In order to identify the weather events cause the most harm to the economy we must, again, aggregate the storm data to show the cost of property damage against each EVTYPE. As before, we can aggregate the data using the aggregate function and then sort and select the top 10 events with the highest property damage.

stormz_aggs_prop <- aggregate(stormz2$PROPDMG, by = list(stormz2$EVTYPE),sum)
colnames(stormz_aggs_prop) <- c("EventType","PropertyDamage")
stormz_aggs_prop <- stormz_aggs_prop[order(stormz_aggs_prop$PropertyDamage),]
top10_prop <- stormz_aggs_prop %>% top_n(10)
## Selecting by PropertyDamage

We do the same for Crop Damages:

stormz_aggs_crop <- aggregate(stormz2$CROPDMG, by = list(stormz2$EVTYPE),sum)
colnames(stormz_aggs_crop) <- c("EventType","CropDamage")
stormz_aggs_crop <- stormz_aggs_crop[order(stormz_aggs_crop$CropDamage),]
top10_crop <- stormz_aggs_crop %>% top_n(10)
## Selecting by CropDamage

2. Results:

Now that the storm data has been transformed we can plot the data. As before, we can use ggplot to diplay the data in a panel of bar charts.

property <- ggplot(top10_prop,aes(top10_prop$EventType,top10_prop$PropertyDamage)) +
  geom_bar(stat = "identity",fill = "orange") + coord_flip()+ xlab("Weather Event")+
  ylab("Property Damage USD")+ggtitle("Top 10 Weather Events by Property Damages") + 
  scale_y_continuous(labels = scales::comma)

crops <- ggplot(top10_crop,aes(top10_crop$EventType,top10_crop$CropDamage)) +
  geom_bar(stat = "identity",fill = "purple") + coord_flip()+ xlab("Weather Event")+
  ylab("Crop Damage USD")+ggtitle("Top 10 Weather Events by Crop Damages")+ 
  scale_y_continuous(labels = scales::comma)
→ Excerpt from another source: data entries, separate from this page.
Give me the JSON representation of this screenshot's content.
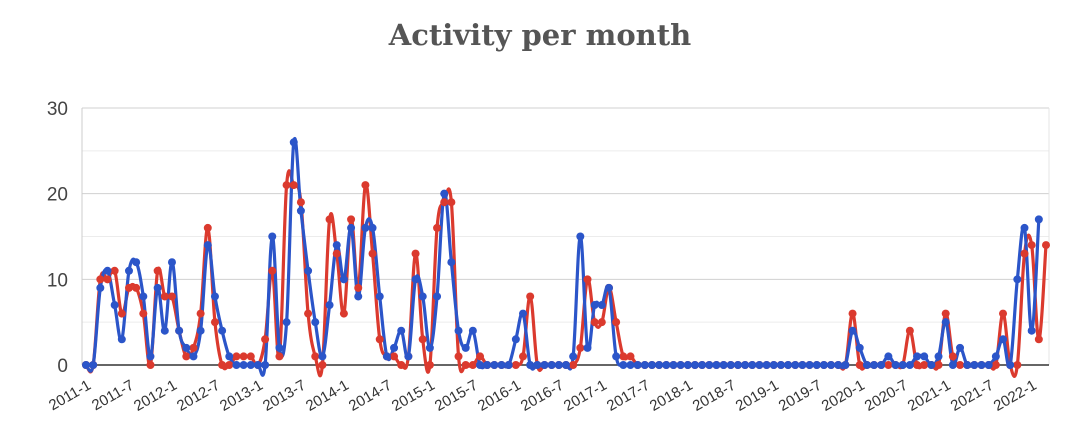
{
  "chart_data": {
    "type": "line",
    "title": "Activity per month",
    "xlabel": "",
    "ylabel": "",
    "ylim": [
      0,
      30
    ],
    "yticks": [
      "0",
      "10",
      "20",
      "30"
    ],
    "grid": true,
    "legend": "none",
    "xtick_labels": [
      "2011-1",
      "2011-7",
      "2012-1",
      "2012-7",
      "2013-1",
      "2013-7",
      "2014-1",
      "2014-7",
      "2015-1",
      "2015-7",
      "2016-1",
      "2016-7",
      "2017-1",
      "2017-7",
      "2018-1",
      "2018-7",
      "2019-1",
      "2019-7",
      "2020-1",
      "2020-7",
      "2021-1",
      "2021-7",
      "2022-1"
    ],
    "x_start": "2011-1",
    "series": [
      {
        "color": "#db3a2e",
        "values": [
          0,
          0,
          10,
          10,
          11,
          6,
          9,
          9,
          6,
          0,
          11,
          8,
          8,
          4,
          1,
          2,
          6,
          16,
          5,
          0,
          0,
          1,
          1,
          1,
          0,
          3,
          11,
          1,
          21,
          21,
          19,
          6,
          1,
          0,
          17,
          13,
          6,
          17,
          9,
          21,
          13,
          3,
          1,
          1,
          0,
          1,
          13,
          3,
          0,
          16,
          19,
          19,
          1,
          0,
          0,
          1,
          0,
          0,
          0,
          0,
          0,
          1,
          8,
          0,
          0,
          0,
          0,
          0,
          0,
          2,
          10,
          5,
          5,
          9,
          5,
          1,
          1,
          0,
          0,
          0,
          0,
          0,
          0,
          0,
          0,
          0,
          0,
          0,
          0,
          0,
          0,
          0,
          0,
          0,
          0,
          0,
          0,
          0,
          0,
          0,
          0,
          0,
          0,
          0,
          0,
          0,
          0,
          6,
          0,
          0,
          0,
          0,
          0,
          0,
          0,
          4,
          0,
          0,
          0,
          0,
          6,
          1,
          0,
          0,
          0,
          0,
          0,
          0,
          6,
          0,
          0,
          13,
          14,
          3,
          14
        ]
      },
      {
        "color": "#2b55c9",
        "values": [
          0,
          0,
          9,
          11,
          7,
          3,
          11,
          12,
          8,
          1,
          9,
          4,
          12,
          4,
          2,
          1,
          4,
          14,
          8,
          4,
          1,
          0,
          0,
          0,
          0,
          0,
          15,
          2,
          5,
          26,
          18,
          11,
          5,
          1,
          7,
          14,
          10,
          16,
          8,
          16,
          16,
          8,
          1,
          2,
          4,
          1,
          10,
          8,
          2,
          8,
          20,
          12,
          4,
          2,
          4,
          0,
          0,
          0,
          0,
          0,
          3,
          6,
          0,
          0,
          0,
          0,
          0,
          0,
          1,
          15,
          2,
          7,
          7,
          9,
          1,
          0,
          0,
          0,
          0,
          0,
          0,
          0,
          0,
          0,
          0,
          0,
          0,
          0,
          0,
          0,
          0,
          0,
          0,
          0,
          0,
          0,
          0,
          0,
          0,
          0,
          0,
          0,
          0,
          0,
          0,
          0,
          0,
          4,
          2,
          0,
          0,
          0,
          1,
          0,
          0,
          0,
          1,
          1,
          0,
          1,
          5,
          0,
          2,
          0,
          0,
          0,
          0,
          1,
          3,
          0,
          10,
          16,
          4,
          17
        ]
      }
    ]
  }
}
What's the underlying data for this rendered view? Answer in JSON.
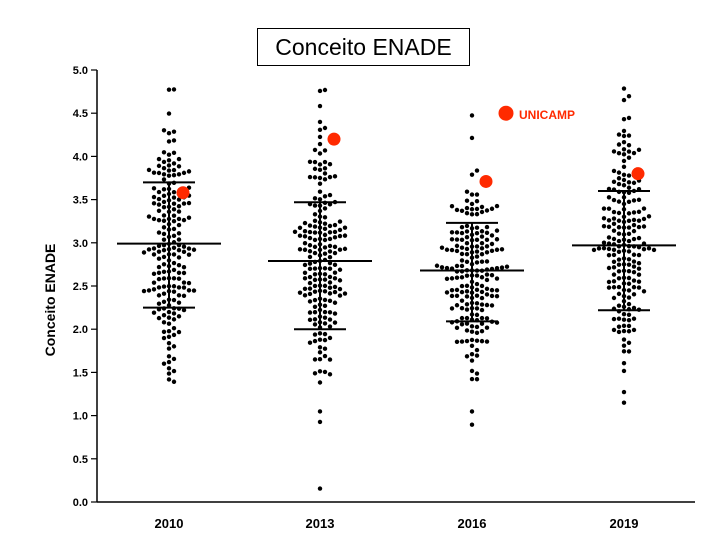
{
  "chart_data": {
    "type": "scatter",
    "title": "Conceito ENADE",
    "ylabel": "Conceito ENADE",
    "xlabel": "",
    "ylim": [
      0,
      5
    ],
    "yticks": [
      "0.0",
      "0.5",
      "1.0",
      "1.5",
      "2.0",
      "2.5",
      "3.0",
      "3.5",
      "4.0",
      "4.5",
      "5.0"
    ],
    "categories": [
      "2010",
      "2013",
      "2016",
      "2019"
    ],
    "groups": [
      {
        "year": "2010",
        "mean": 2.99,
        "sd_low": 2.25,
        "sd_high": 3.7,
        "unicamp": 3.58
      },
      {
        "year": "2013",
        "mean": 2.79,
        "sd_low": 2.0,
        "sd_high": 3.47,
        "unicamp": 4.2
      },
      {
        "year": "2016",
        "mean": 2.68,
        "sd_low": 2.09,
        "sd_high": 3.23,
        "unicamp": 3.71
      },
      {
        "year": "2019",
        "mean": 2.97,
        "sd_low": 2.22,
        "sd_high": 3.6,
        "unicamp": 3.8
      }
    ],
    "annotation": {
      "label": "UNICAMP",
      "value": 4.5
    },
    "colors": {
      "points": "#000000",
      "highlight": "#ff2a00"
    }
  }
}
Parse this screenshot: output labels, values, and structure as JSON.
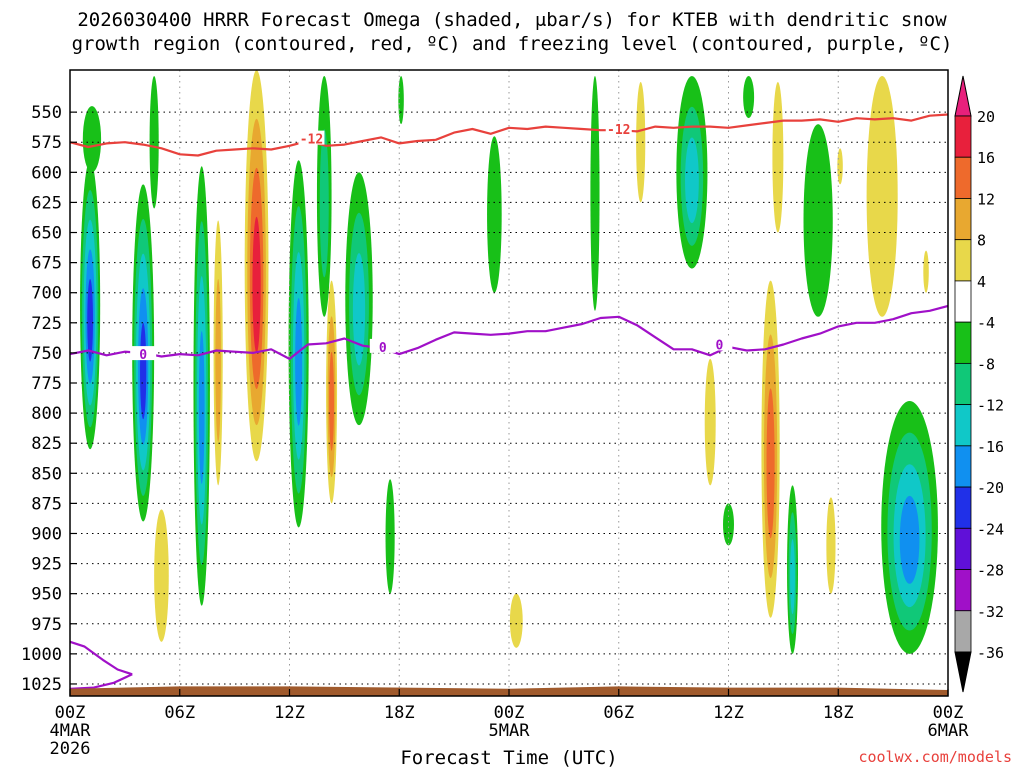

grid.arrange(property,crops)

These results show that the weather event that incurs the most cost in terms of property damage is TSTM WINDS followed by Tornadoes and Flash Floods. The bar chart for crop damages shows that the most harmful event is Hail, followed by Flash Floods and Floods.

Conclusion

From this analysis we conclude that the the most harmful events to the population are Excessive Heat, Tornadoes and Floods, whilst the most harmful events to the economy are Strong Winds (tornado/TSTM wind), Floods and Hail.